В 1760-х годах более универсалистское понимание прав начинает встречаться даже в Великобритании. Разговоры о правах сошли на нет, стоило стране вернуться к стабильности после революции 1688 года, результатом которой стало принятие Билля о правах. С начала 1700-х до 1750-х число книг со словом «права» в заглавии постепенно уменьшилось. По мере того как в разных странах мира обсуждение естественного права и естественных прав набирало обороты, в 1760-х годах это число снова начало расти и впоследствии продолжило увеличиваться. В длинном памфлете 1768 года, осуждавшем вмешательство аристократии в назначение священнослужителей на должности в Церкви Шотландии, автор апеллирует как к «естественным правам человечества», так и к «естественным и гражданским правам СВОБОДНЫХ БРИТАНЦЕВ». Сходным образом, англиканский проповедник Уильям Додд утверждал, что папизм «противоречит естественным правам ЛЮДЕЙ вообще и АНГЛИЧАН в частности». Тем не менее оппозиционный политик Джон Уилкс всегда употреблял такие выражения, как «ваше право как АНГЛИЧАН, данное вам от рождения», защищая себя на суде в 1760-х годах. «Письма Юниуса», анонимные письма с критикой правительства, выходившие в конце 1760-х – начале 1770-х годов, также оперируют такими словосочетаниями, как «право народа», когда речь идет о правах, соответствующих английским обычаям и законодательству[132].

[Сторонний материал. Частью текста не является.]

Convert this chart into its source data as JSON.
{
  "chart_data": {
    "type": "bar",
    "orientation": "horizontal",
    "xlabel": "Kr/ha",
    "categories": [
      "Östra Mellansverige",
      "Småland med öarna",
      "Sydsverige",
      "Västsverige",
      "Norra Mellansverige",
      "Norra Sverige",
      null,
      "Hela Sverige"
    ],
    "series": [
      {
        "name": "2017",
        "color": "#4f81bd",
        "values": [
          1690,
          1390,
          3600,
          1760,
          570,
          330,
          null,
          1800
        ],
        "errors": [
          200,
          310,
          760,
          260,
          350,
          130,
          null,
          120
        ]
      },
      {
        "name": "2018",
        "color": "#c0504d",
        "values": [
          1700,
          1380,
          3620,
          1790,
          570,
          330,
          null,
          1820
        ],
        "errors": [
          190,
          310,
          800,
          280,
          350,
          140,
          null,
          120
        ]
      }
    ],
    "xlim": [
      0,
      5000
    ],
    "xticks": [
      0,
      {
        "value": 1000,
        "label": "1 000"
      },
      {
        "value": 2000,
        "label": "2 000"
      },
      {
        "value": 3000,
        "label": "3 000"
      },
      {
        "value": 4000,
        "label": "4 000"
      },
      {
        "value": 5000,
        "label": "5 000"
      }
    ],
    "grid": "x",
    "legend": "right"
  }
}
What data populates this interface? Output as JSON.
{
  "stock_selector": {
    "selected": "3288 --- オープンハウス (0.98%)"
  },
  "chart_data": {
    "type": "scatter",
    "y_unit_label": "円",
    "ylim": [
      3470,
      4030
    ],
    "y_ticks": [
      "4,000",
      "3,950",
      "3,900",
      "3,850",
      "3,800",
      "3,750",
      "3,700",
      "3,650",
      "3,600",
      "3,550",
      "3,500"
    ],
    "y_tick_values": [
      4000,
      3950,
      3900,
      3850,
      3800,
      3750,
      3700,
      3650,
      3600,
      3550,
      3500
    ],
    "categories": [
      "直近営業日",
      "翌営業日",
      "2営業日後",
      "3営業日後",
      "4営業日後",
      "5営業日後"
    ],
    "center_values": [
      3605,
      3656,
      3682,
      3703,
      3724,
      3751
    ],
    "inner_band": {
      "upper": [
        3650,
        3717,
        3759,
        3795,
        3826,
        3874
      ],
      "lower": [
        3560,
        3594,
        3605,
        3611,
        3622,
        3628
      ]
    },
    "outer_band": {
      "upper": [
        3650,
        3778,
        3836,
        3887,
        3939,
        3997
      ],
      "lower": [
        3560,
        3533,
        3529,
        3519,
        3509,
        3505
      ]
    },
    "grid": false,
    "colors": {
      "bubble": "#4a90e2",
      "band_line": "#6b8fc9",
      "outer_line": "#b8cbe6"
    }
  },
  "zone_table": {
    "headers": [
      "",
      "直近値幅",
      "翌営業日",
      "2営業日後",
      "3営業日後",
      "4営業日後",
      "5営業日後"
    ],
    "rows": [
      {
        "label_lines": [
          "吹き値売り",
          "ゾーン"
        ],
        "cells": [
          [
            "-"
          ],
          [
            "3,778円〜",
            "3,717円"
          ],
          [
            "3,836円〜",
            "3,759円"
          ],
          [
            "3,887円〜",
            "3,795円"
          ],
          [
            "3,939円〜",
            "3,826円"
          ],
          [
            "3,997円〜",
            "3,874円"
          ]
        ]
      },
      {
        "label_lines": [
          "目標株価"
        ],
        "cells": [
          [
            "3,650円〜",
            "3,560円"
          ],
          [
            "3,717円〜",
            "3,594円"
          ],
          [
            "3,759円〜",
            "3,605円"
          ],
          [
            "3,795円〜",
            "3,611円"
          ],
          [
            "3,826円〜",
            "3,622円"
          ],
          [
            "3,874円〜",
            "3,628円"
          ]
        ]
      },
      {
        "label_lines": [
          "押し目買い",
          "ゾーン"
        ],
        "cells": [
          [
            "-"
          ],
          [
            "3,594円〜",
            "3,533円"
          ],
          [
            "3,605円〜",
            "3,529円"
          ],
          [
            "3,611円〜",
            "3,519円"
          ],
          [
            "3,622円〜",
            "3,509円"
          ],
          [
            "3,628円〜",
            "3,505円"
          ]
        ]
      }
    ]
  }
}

Война между колонистами и британской короной сделала универсалистский подход более заметным и в самой Британии. Трактат 1776 года, подписанный «M. D.», цитирует слова Блэкстона о том, что колонисты «вспоминают об английских законах, лишь когда они применимы к их собственной ситуации»; следовательно, если министерские «нововведения» нарушают «их исконные права в качестве свободных [английских] граждан», то путы правительства разорваны, и можно ожидать, что колонисты будут осуществлять свои «естественные слова». Ричард Прайс открыто говорил об универсализме в знаменитом памфлете 1776 года «Наблюдения за природой гражданской свободы, принципами правления, справедливостью и политикой войны с Америкой» (Observations on the Nature of Civil Liberty, the Principles of Government, and the Justice and Policy of the War with America). В том же 1776 году этот труд не менее пятнадцати раз переиздавался в Лондоне, а также был выпущен в Дублине, Эдинбурге, Чарлстоне, Нью-Йорке и Филадельфии. Прайс поддерживал колонистов исходя из «общих принципов гражданской свободы», то есть того, «что дают разум, справедливость и права человечества», не ссылаясь на прецедент, статут или хартию (на которых держалась английская свобода в прошлом). Памфлет Прайса был переведен на французский, немецкий и голландский. В декабре 1777 года голландский переводчик Йоан Дерк ван дер Капеллен тот ден Пол отправил Прайсу письмо, в котором подробно рассказал о том, что он также на стороне американцев. Впоследствии его послание было напечатано и получило широкое распространение: «Я считаю американцев храбрыми людьми, которые сдержанно, благочестиво и мужественно защищают свои собственные человеческие права, не потому что их наделила ими законодательная власть Англии, а потому что они получили их от самого
В Британии памфлет Прайса разжег ожесточенную полемику. Почти сразу в ответ на него появилось порядка тридцати сочинений, обвиняющих Прайса в фальшивом патриотизме, фракционности, предательстве, анархии, подстрекательстве к мятежу и даже в государственной измене. Благодаря памфлету Прайса «естественные права человечества», «права человеческой природы» и в особенности «неотчуждаемые права человеческой природы» стали частью повестки дня в Европе. Как точно заметил один автор, главный вопрос заключался в следующем: «Есть ли у человеческой природы неотъемлемые права, настолько связанные с волей, что они не могут быть отчуждены». По его словам, утверждения о том, что «существуют определенные права человеческой природы, которые являются неотчуждаемыми», – это всего лишь софизм. От них нужно отказаться – нужно «перестать руководствоваться собственной волей», – чтобы войти в гражданское состояние. Как показывает полемика, значение естественных прав, гражданская свобода и демократия теперь занимали лучшие политические умы Британии[134].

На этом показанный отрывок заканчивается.